About the Lab
The Wegener Lab explores how light can be used to design, fabricate, and understand novel materials and structures with properties beyond those found in nature. A central focus of the lab is 3D laser micro- and nanoprinting, including multi-photon and two-step absorption techniques, holographic beam shaping, and multi-focus parallelization, enabling the fabrication of complex three-dimensional structures with nanometer-scale precision and high throughput.

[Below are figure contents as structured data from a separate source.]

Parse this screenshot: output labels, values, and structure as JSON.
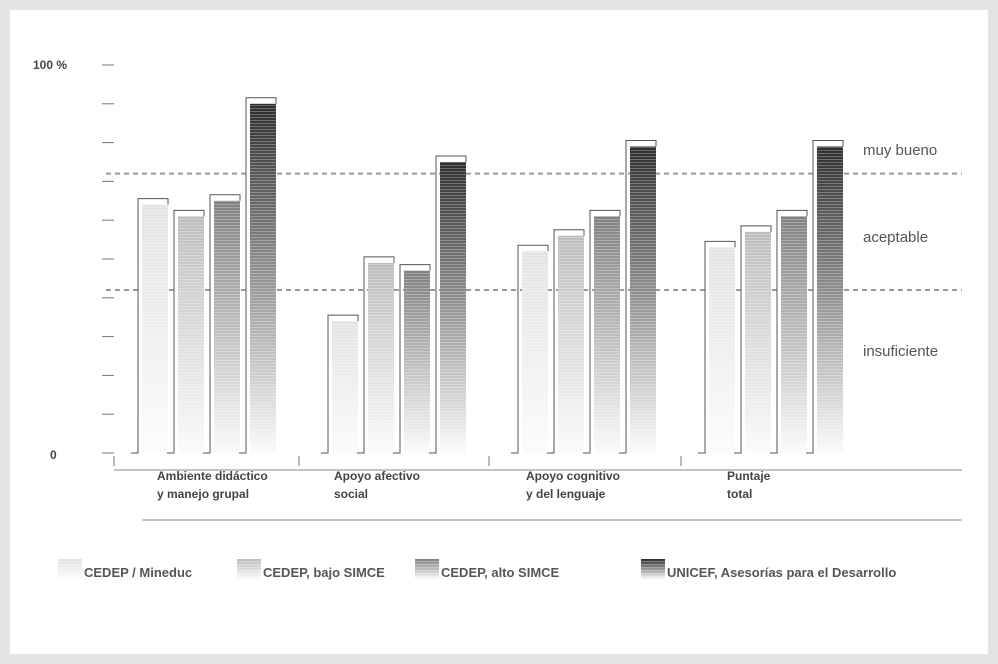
{
  "chart_data": {
    "type": "bar",
    "y_axis": {
      "top_label": "100 %",
      "bottom_label": "0"
    },
    "ylim": [
      0,
      100
    ],
    "categories": [
      [
        "Ambiente didáctico",
        "y manejo grupal"
      ],
      [
        "Apoyo afectivo",
        "social"
      ],
      [
        "Apoyo cognitivo",
        "y del lenguaje"
      ],
      [
        "Puntaje",
        "total"
      ]
    ],
    "series": [
      {
        "name": "CEDEP / Mineduc",
        "values": [
          64,
          34,
          52,
          53
        ],
        "shade": "#e3e3e3"
      },
      {
        "name": "CEDEP, bajo SIMCE",
        "values": [
          61,
          49,
          56,
          57
        ],
        "shade": "#bdbdbd"
      },
      {
        "name": "CEDEP, alto SIMCE",
        "values": [
          65,
          47,
          61,
          61
        ],
        "shade": "#808080"
      },
      {
        "name": "UNICEF, Asesorías para el Desarrollo",
        "values": [
          90,
          75,
          79,
          79
        ],
        "shade": "#2e2e2e"
      }
    ],
    "reference_lines": [
      {
        "value": 72,
        "label": ""
      },
      {
        "value": 42,
        "label": ""
      }
    ],
    "zones": [
      "muy bueno",
      "aceptable",
      "insuficiente"
    ],
    "grid": false,
    "legend_position": "bottom"
  }
}
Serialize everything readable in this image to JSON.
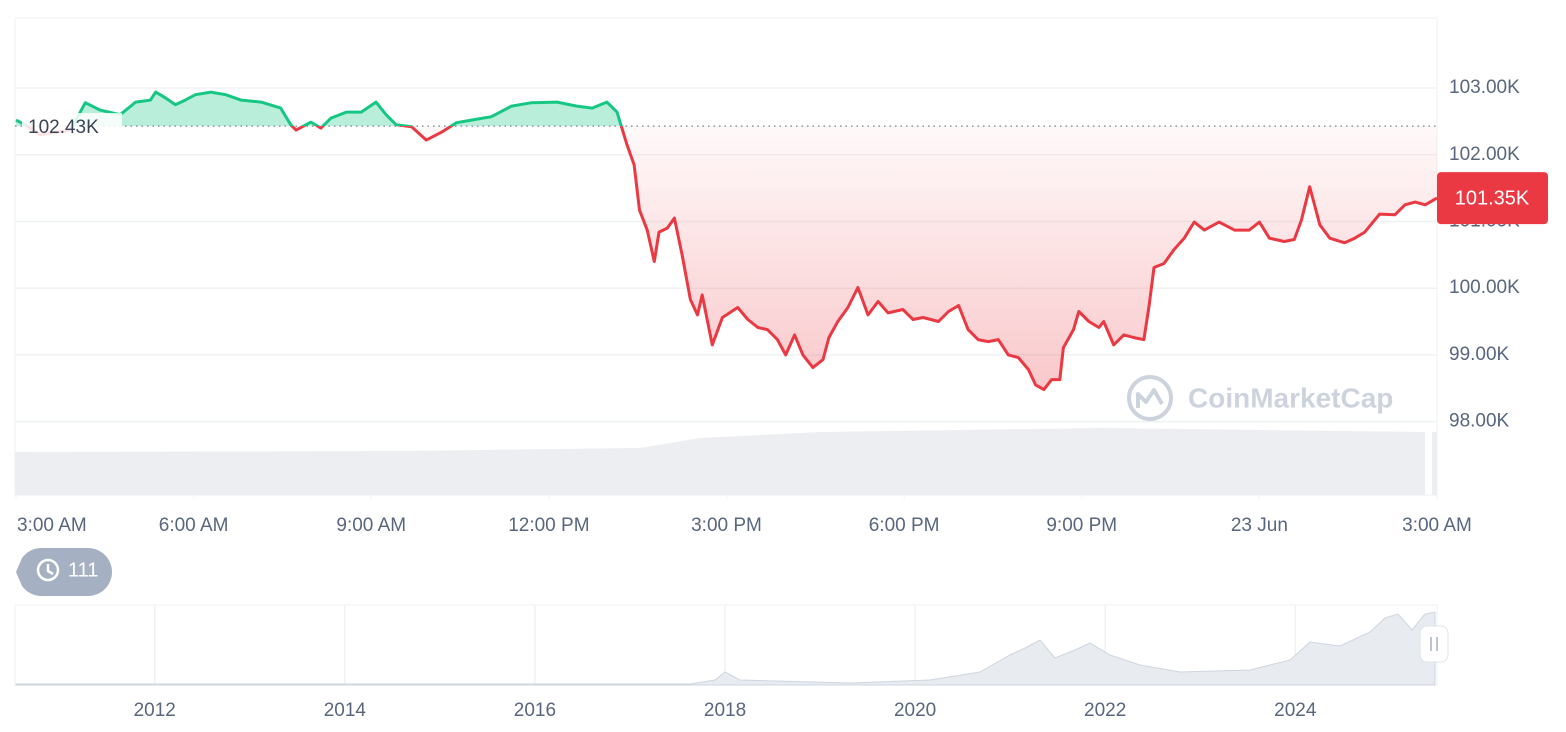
{
  "chart_data": {
    "type": "line",
    "x": [
      0,
      0.15,
      0.41,
      0.92,
      1.17,
      1.42,
      1.76,
      2.02,
      2.27,
      2.36,
      2.53,
      2.69,
      2.86,
      3.03,
      3.29,
      3.54,
      3.8,
      4.14,
      4.47,
      4.64,
      4.73,
      4.98,
      5.15,
      5.32,
      5.58,
      5.83,
      6.08,
      6.25,
      6.42,
      6.68,
      6.93,
      7.19,
      7.44,
      7.69,
      8.03,
      8.37,
      8.71,
      9.14,
      9.47,
      9.73,
      9.98,
      10.15,
      10.32,
      10.44,
      10.53,
      10.66,
      10.78,
      10.86,
      11,
      11.12,
      11.25,
      11.39,
      11.51,
      11.59,
      11.76,
      11.93,
      12.19,
      12.36,
      12.53,
      12.69,
      12.86,
      13,
      13.15,
      13.29,
      13.46,
      13.63,
      13.73,
      13.88,
      14.05,
      14.22,
      14.39,
      14.56,
      14.73,
      14.98,
      15.15,
      15.32,
      15.58,
      15.75,
      15.92,
      16.08,
      16.25,
      16.42,
      16.59,
      16.76,
      16.93,
      17.1,
      17.22,
      17.36,
      17.49,
      17.63,
      17.69,
      17.86,
      17.95,
      18.12,
      18.29,
      18.37,
      18.54,
      18.71,
      18.88,
      19.05,
      19.14,
      19.22,
      19.39,
      19.56,
      19.73,
      19.9,
      20.07,
      20.32,
      20.58,
      20.83,
      21,
      21.17,
      21.42,
      21.59,
      21.71,
      21.85,
      22.02,
      22.19,
      22.44,
      22.61,
      22.78,
      23.03,
      23.29,
      23.46,
      23.63,
      23.8,
      24
    ],
    "values": [
      102520,
      102450,
      102300,
      102370,
      102780,
      102670,
      102600,
      102790,
      102820,
      102940,
      102850,
      102750,
      102820,
      102900,
      102940,
      102900,
      102820,
      102790,
      102700,
      102450,
      102370,
      102490,
      102400,
      102550,
      102640,
      102640,
      102790,
      102600,
      102450,
      102420,
      102220,
      102340,
      102480,
      102520,
      102570,
      102730,
      102780,
      102790,
      102730,
      102700,
      102790,
      102640,
      102150,
      101850,
      101170,
      100870,
      100400,
      100840,
      100900,
      101050,
      100500,
      99830,
      99600,
      99900,
      99150,
      99560,
      99710,
      99530,
      99410,
      99380,
      99230,
      99000,
      99300,
      99000,
      98810,
      98930,
      99260,
      99500,
      99710,
      100010,
      99600,
      99800,
      99630,
      99680,
      99530,
      99560,
      99500,
      99650,
      99740,
      99380,
      99230,
      99200,
      99230,
      99000,
      98960,
      98780,
      98550,
      98480,
      98630,
      98630,
      99110,
      99380,
      99650,
      99500,
      99410,
      99500,
      99150,
      99300,
      99260,
      99230,
      99750,
      100310,
      100370,
      100580,
      100750,
      100990,
      100870,
      100990,
      100870,
      100870,
      100990,
      100750,
      100700,
      100730,
      101020,
      101520,
      100950,
      100750,
      100680,
      100750,
      100840,
      101110,
      101100,
      101250,
      101290,
      101250,
      101350
    ],
    "up_color": "#16c784",
    "down_color": "#ea3943",
    "reference_line": {
      "value": 102430,
      "label": "102.43K"
    },
    "current_price": {
      "value": 101350,
      "label": "101.35K"
    },
    "xlim": [
      0,
      24
    ],
    "xticks": [
      {
        "value": 0,
        "label": "3:00 AM"
      },
      {
        "value": 3,
        "label": "6:00 AM"
      },
      {
        "value": 6,
        "label": "9:00 AM"
      },
      {
        "value": 9,
        "label": "12:00 PM"
      },
      {
        "value": 12,
        "label": "3:00 PM"
      },
      {
        "value": 15,
        "label": "6:00 PM"
      },
      {
        "value": 18,
        "label": "9:00 PM"
      },
      {
        "value": 21,
        "label": "23 Jun"
      },
      {
        "value": 24,
        "label": "3:00 AM"
      }
    ],
    "ylim": [
      96900,
      104050
    ],
    "yticks": [
      {
        "value": 98000,
        "label": "98.00K"
      },
      {
        "value": 99000,
        "label": "99.00K"
      },
      {
        "value": 100000,
        "label": "100.00K"
      },
      {
        "value": 101000,
        "label": "101.00K"
      },
      {
        "value": 102000,
        "label": "102.00K"
      },
      {
        "value": 103000,
        "label": "103.00K"
      }
    ],
    "grid": true
  },
  "history_badge": "111",
  "watermark": "CoinMarketCap",
  "navigator": {
    "xlim": [
      2010.54,
      2025.47
    ],
    "xticks": [
      2012,
      2014,
      2016,
      2018,
      2020,
      2022,
      2024
    ]
  }
}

Building on these fabrication capabilities, the lab investigates metamaterials, metasurfaces, and nanoarchitected materials with tailored mechanical, optical, electrical, and thermal properties. Research topics range from ultralight yet extremely strong carbon nanolattices and nonlocal electrical or thermal conduction, to optical microcavities and micro-optical elements for spectroscopy and sensing. The group also integrates computational approaches such as Bayesian optimization, machine learning, and deep learning to accelerate material design, optimize structures, and enable in-situ monitoring during fabrication.
Applications of the labβs research span photonics, microelectronics, medicine and pharmacy (e.g., inhalable drug carriers), agriculture (pathogen detection), and lightweight structural materials for energy-efficient technologies.
The Wegener Lab is an excellent fit for students with strong interests in physics, optics, materials science, or engineering. Ideal candidates enjoy interdisciplinary research, combining experiments with theory, simulation, and data-driven methods, and are motivated to push the limits of nanoscale fabrication and functional materials.